As I say in my very accurate post title,
I’m having a nice little character running pretty fast on a box collider, everything is going very fine
The thing is more box colliders are added randomly after the first one so the character can keep running and not fall.
All the boxes are the same size and have the same y position so there is no gap whatsoever between them.
Unfortunately once in a while and I can’t manage to know why, the character bumps into the junction (that doesn’t exist since there’s no gap) between two boxes…
I’m sure this is a common problem but I can’t find any answer on the forum…
Hope you can save my life
nico
If you roll the ball along the bottom (ball moves in direction you click), it will periodically jump into the air, where the colliders meet. Each 5x5 unit level chunk has a mesh collider, and meshes are dynamically generated at runtime via a Tiled level editor file.
For your case, you could modify the first box collider to extend it to include the new area. Good only if the floor has no slopes.
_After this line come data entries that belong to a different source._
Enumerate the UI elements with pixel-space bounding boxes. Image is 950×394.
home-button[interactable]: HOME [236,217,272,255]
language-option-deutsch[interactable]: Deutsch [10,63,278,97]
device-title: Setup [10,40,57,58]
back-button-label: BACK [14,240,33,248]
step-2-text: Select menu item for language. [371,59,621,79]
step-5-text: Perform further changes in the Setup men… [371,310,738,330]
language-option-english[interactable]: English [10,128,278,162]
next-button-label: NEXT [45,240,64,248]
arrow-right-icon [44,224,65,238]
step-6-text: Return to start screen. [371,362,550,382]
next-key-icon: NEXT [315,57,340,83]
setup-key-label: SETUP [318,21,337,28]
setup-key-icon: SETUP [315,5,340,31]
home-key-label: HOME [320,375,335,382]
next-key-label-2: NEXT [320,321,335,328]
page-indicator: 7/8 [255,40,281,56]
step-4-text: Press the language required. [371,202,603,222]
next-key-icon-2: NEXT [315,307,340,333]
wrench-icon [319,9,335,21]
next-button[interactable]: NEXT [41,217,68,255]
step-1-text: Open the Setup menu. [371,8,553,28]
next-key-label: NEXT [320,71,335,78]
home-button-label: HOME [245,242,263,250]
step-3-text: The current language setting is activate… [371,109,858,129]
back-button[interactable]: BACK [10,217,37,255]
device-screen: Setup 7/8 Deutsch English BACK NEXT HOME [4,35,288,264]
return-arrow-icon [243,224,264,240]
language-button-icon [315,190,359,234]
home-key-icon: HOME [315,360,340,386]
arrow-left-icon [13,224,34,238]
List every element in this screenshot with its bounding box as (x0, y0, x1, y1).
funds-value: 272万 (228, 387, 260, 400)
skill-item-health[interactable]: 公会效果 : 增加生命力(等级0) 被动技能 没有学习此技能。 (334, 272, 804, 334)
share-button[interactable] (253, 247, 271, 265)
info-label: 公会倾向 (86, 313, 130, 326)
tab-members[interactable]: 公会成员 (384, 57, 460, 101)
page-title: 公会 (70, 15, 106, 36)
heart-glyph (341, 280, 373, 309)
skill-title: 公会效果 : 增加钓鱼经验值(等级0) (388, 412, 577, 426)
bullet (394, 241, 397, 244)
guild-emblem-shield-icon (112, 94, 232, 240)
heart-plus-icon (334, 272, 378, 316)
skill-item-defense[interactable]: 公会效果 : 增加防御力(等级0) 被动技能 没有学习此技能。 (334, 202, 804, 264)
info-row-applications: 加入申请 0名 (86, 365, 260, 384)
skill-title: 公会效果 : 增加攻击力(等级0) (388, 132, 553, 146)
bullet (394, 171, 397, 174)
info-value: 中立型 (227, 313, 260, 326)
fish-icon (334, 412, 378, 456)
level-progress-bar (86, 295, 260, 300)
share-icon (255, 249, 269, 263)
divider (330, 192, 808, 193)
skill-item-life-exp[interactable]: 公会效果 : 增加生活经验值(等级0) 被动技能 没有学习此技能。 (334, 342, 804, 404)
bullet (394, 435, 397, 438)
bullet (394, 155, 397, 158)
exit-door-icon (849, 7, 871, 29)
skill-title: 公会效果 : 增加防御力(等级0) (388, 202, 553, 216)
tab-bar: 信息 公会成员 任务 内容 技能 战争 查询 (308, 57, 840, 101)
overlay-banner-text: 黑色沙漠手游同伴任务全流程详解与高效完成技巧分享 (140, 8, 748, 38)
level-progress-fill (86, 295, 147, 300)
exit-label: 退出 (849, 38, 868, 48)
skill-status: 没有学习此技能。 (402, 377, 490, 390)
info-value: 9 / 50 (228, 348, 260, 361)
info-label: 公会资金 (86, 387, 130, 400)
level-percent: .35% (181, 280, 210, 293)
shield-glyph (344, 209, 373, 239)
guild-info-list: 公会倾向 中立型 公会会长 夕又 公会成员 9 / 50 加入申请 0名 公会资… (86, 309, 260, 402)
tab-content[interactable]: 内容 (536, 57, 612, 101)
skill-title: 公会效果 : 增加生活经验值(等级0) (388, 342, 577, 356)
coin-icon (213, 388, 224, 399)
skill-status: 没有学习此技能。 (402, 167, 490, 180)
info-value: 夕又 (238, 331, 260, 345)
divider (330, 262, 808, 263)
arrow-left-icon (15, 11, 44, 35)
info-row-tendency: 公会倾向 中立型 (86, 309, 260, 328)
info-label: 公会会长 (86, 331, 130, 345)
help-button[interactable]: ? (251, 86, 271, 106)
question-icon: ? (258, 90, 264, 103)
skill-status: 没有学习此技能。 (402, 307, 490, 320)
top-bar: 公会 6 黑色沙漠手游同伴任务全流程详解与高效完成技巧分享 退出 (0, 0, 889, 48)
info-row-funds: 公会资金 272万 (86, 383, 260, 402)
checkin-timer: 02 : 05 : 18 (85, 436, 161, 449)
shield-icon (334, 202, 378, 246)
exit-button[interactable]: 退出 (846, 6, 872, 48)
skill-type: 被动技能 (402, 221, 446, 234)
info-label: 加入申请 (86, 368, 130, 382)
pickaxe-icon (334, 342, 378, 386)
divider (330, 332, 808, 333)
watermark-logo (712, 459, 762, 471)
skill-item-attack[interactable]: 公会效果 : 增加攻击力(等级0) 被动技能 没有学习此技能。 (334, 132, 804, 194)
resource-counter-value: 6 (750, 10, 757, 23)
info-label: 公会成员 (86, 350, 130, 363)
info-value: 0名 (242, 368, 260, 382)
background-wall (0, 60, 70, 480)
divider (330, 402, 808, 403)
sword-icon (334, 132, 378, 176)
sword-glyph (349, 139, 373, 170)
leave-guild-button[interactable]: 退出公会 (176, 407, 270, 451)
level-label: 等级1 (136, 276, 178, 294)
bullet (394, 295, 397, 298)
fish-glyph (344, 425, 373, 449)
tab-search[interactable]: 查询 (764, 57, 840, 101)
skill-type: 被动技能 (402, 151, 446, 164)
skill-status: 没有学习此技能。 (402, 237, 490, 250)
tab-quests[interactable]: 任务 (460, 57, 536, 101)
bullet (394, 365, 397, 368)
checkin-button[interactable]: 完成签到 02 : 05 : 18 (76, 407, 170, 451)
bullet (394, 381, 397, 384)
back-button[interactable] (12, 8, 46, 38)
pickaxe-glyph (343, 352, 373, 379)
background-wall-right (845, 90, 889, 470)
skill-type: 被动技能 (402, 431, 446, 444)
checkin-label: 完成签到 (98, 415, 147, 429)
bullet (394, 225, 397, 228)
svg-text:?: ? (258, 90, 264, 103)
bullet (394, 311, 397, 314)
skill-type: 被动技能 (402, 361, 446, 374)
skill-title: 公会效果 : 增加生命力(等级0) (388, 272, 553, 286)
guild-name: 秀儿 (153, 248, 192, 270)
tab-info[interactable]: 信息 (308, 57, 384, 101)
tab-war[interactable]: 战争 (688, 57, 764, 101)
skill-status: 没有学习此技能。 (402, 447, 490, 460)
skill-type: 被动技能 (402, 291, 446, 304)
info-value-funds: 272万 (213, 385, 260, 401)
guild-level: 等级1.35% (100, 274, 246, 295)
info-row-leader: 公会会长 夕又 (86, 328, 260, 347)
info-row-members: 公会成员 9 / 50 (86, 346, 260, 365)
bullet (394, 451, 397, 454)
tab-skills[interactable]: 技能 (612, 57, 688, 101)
And bring the start of the box collider forward when off screen to prevent very large colliders.
I don’t know the reason however. The physics engine just thinks the two adjacent colliders are not smoothly aligned, even though they share the same y location. Floating point error?
Yeah that’s the same problem, annoying!
I can’t do the collider trick since I’ll need to have slopes yeah… Not sure where to look, I’ve played with the rigidbody, colliders and material options without success…
The behaviour of colliding with a box when moving another one from the side is a known, by design, issue, which is explained here and won’t be fixed:
recreating colliders as a whole via code might be a better idea. EdgeColliders keep theirs in an array, so adding the top two vertices of each box would be enough.
What if it’s a 3D box collider? Nothing like a 2D edge collider only in 3D, no? I’m trying to tile up chunks of a straight road and my cars sometimes gets “stuck” between the chunks. I’m not even doing that programatically.
As long as it’s corners against corners, there is no reason why it should be any different. But a car has wheel colliders or spherical wheels doesn’t it?
in the worst case you probably should be generating MeshColliders that fit the road by code. that would be the equivalent to the EdgeCollider2D.